2010/08/11

review: The post-Evangelical

The Post-Evangelical
Dave Tomlinson


This book is proof that I am the late emerger: it was published in
1995, long before I had begun to think about most of the topics it
discusses: but it sums up rather well the state of my thinking about
two years ago.  Tomlinson was a big cheese in the British House
Church/New Church movement, at its zenith in the late 80s and early
90s perhaps: this book represents his decisive move away from that way
of viewing things, into a new, more tentative, dare I say humble, way
of looking at the world and the gospel. 

With the benefit of 15 years' hindsight, much of the narrative is
dated now.  Those were the days in the UK of evangelical resurgance -
there was a strong sense that evangelical Christianity had seen off
its rivals and arrested the decline in church membership. Chapter two,
indeed, is called 'we've never had it so good'.  The Evangelical
Alliance was at the height of its powers, Spring Harvest was the place
to be, and the Charismatics were no longer a fringe - as evidenced by
widespread interest in the Toronto Blessing. 

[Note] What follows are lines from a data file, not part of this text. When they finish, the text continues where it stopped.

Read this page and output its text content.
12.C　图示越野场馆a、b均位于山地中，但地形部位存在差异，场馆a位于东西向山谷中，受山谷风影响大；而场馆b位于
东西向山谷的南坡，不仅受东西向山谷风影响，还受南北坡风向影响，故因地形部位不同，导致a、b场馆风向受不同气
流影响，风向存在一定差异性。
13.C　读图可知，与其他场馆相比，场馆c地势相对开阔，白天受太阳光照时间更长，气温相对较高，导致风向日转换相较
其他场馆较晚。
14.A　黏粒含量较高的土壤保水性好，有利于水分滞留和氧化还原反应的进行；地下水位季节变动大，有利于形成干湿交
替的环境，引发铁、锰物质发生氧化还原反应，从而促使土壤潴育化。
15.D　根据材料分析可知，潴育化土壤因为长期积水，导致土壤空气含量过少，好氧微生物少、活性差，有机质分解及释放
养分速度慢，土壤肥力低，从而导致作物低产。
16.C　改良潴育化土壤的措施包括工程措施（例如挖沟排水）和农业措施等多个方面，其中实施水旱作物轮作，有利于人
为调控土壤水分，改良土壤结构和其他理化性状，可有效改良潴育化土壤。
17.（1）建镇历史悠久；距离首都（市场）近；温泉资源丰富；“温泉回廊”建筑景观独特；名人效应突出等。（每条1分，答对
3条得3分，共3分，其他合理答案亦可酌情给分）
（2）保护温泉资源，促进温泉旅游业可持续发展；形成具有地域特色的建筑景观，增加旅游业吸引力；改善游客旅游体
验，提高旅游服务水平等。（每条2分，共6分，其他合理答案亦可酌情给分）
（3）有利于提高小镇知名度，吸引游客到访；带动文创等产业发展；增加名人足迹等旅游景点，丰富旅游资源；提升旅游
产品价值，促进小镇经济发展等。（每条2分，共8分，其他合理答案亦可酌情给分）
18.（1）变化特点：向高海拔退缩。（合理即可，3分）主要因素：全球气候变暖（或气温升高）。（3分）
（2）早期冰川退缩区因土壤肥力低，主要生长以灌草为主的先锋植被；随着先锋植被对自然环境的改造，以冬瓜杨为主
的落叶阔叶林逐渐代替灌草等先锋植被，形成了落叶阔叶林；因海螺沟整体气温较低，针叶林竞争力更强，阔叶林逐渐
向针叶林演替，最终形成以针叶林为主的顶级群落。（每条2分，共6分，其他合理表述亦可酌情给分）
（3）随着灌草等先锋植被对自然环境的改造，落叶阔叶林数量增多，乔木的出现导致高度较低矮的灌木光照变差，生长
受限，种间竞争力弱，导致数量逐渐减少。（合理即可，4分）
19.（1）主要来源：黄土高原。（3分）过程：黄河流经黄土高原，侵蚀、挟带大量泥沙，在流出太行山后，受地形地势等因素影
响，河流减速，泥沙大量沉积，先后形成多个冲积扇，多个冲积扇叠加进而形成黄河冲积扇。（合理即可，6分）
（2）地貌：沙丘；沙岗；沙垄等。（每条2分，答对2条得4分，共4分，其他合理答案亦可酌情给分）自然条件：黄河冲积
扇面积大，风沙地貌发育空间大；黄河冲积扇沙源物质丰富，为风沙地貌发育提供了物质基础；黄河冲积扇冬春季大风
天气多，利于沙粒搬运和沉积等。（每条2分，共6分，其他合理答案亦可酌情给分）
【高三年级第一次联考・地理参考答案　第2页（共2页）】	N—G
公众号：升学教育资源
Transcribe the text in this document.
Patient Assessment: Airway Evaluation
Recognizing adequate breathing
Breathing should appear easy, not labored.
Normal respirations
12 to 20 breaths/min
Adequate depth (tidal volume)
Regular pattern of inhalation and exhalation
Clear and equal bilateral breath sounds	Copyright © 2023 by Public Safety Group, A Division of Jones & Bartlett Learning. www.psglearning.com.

How dated that all sounds now.  The counterveiling concern of the time
was the growing phenomenon of the New Age.  Where has that gone?  I
suppose the sillier bits have died a natural death, and the rest has
become mainstream.  

Tomlinson's thinking - radical at the time - has some way to go before
entering the mainstream, even now, I think: though it is very much in
line with several threads of the emerging church conversation: albeit
from a refreshingly British perspective.  He talks of how, even at the
height of that rosy glow of cosy evangelicals in the early 1990s,
people were beginning to see cracks and problems; a growing
dissociation between the rhetoric and the realities of life.  

He talks of a growing chasm between Evangelical 'culture' and that of
the rest of society. The former tend to assume that this is all the
fault of the latter - but there are so many ways in which this is not
so.  He talks of new understandings of personal intellectual
development, of the fear of becoming 'wooly liberals', the impact of
postmodernsim and a new appraisal of what truth is all about.  

That leads to a chapter on how we understand the bible - surely a
totemic Evangelical issue - with a rather wonderful swift dismissal of
inerrancy as a waste of time.  The account is, however, far from
negative, full of fresh vision (for the time) of how the message of
Christ can be relevant for many in the 21st century.  This hopefulness
is surely attractive.

I'm glad I bothered to read this book, 'old' as it is.  This is a
great reminder of the wide range of threads feedings the present
conversation: and my own late engagement with it.  


Tomlinson has a later book, which I've quoted from here, but not yet
reviewed.  Some relections on it will follow soon.